Basu Chatterjee had a great ear for music

Basu Chatterjee, who died in Mumbai on Thursday at the age of 93, had a great ear for music. Most of his 40-odd films had superb music and many songs from them continue to delight, decades after they were released. Though he shied away from the typical Bollywood style of filmmaking, there was one aspect of it that he retained in his films — space for songs.

And his films had gorgeous songs. Take for instance, Chitchor. It was a lovely romantic comedy that had a splendid script (by Chatterjee himself), refreshing visuals of the hilly areas of Maharashtra, fine performances from the talented cast led by Amol Palekar and Zarina Wahab, but it was probably the songs that ensured the film’s immortality more than anything else.

It had four songs, written and composed by Ravindra Jain. All became hits. All were sung by K.J. Yesudas (two of them in the company of Hemlata).

Jab deep jale aana… remains perhaps Yesudas’s most popular Hindi song. The semi-classical composition, in Raga Yaman, helped the music fans on the northern side of Vindhya, discover the rare gift of the singer, who had already established himself as the finest voice in south Indian cinema.

The ease with which he scaled the difficult notes of the song and the sheer magic in his voice won him hundreds of thousands of new admirers instantly. Hemlata played the perfect foil to him, as she did in the other beautiful duet of Chitchor Tu jo sur mein…

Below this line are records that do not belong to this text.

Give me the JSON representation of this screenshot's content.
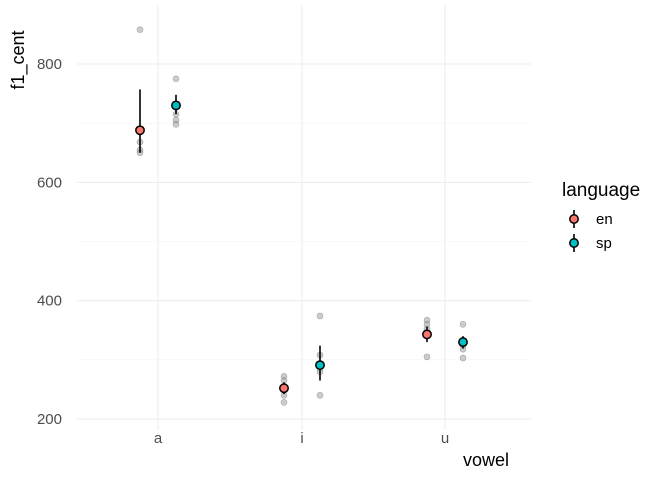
{
  "chart_data": {
    "type": "scatter",
    "title": "",
    "xlabel": "vowel",
    "ylabel": "f1_cent",
    "categories": [
      "a",
      "i",
      "u"
    ],
    "yticks": [
      200,
      400,
      600,
      800
    ],
    "ylim": [
      195,
      890
    ],
    "grid": true,
    "legend": {
      "title": "language",
      "position": "right"
    },
    "series": [
      {
        "name": "en",
        "color": "#F8766D",
        "means": [
          688,
          252,
          343
        ],
        "error_low": [
          650,
          242,
          330
        ],
        "error_high": [
          757,
          262,
          356
        ],
        "raw": [
          [
            858,
            668,
            655,
            650
          ],
          [
            272,
            265,
            255,
            240,
            228
          ],
          [
            367,
            360,
            352,
            305
          ]
        ]
      },
      {
        "name": "sp",
        "color": "#00BFC4",
        "means": [
          730,
          291,
          330
        ],
        "error_low": [
          715,
          265,
          319
        ],
        "error_high": [
          748,
          324,
          340
        ],
        "raw": [
          [
            775,
            715,
            705,
            698
          ],
          [
            374,
            308,
            280,
            240
          ],
          [
            360,
            325,
            318,
            303
          ]
        ]
      }
    ],
    "raw_point_color": "#999999"
  }
}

Yesudas’s two solos – Gori tera gaon bada pyaara... and Aaj se pehle… – were also popular. Chitchor deservedly gave him his third National Award for the best playback singer.

It was Yesudas’s second film with Chatterjee. The first was Chhoti Si Baat, which was released early in the same year, 1976. It, in fact, was his first release in Hindi.

Salil Chowdhury’s composition Jaaneman jaaneman tere do nayan… was a hit too (it was a duet with Asha Bhosle).

The film had two other songs that were even more melodious – Na jaane kyon hota hai… (Lata Mangeshkar) and Yeh din kya aaye… (Mukesh).

It was for the second time that Chatterjee was entrusting his fellow-Bengali with the task of composing music. Their first film together, Rajnigandha, had actually better music. Lata’s Rajnigandha phool tumhaare… is hauntingly beautiful, while Kai baar yuhin dekha… won Mukesh his first – and only – National Award.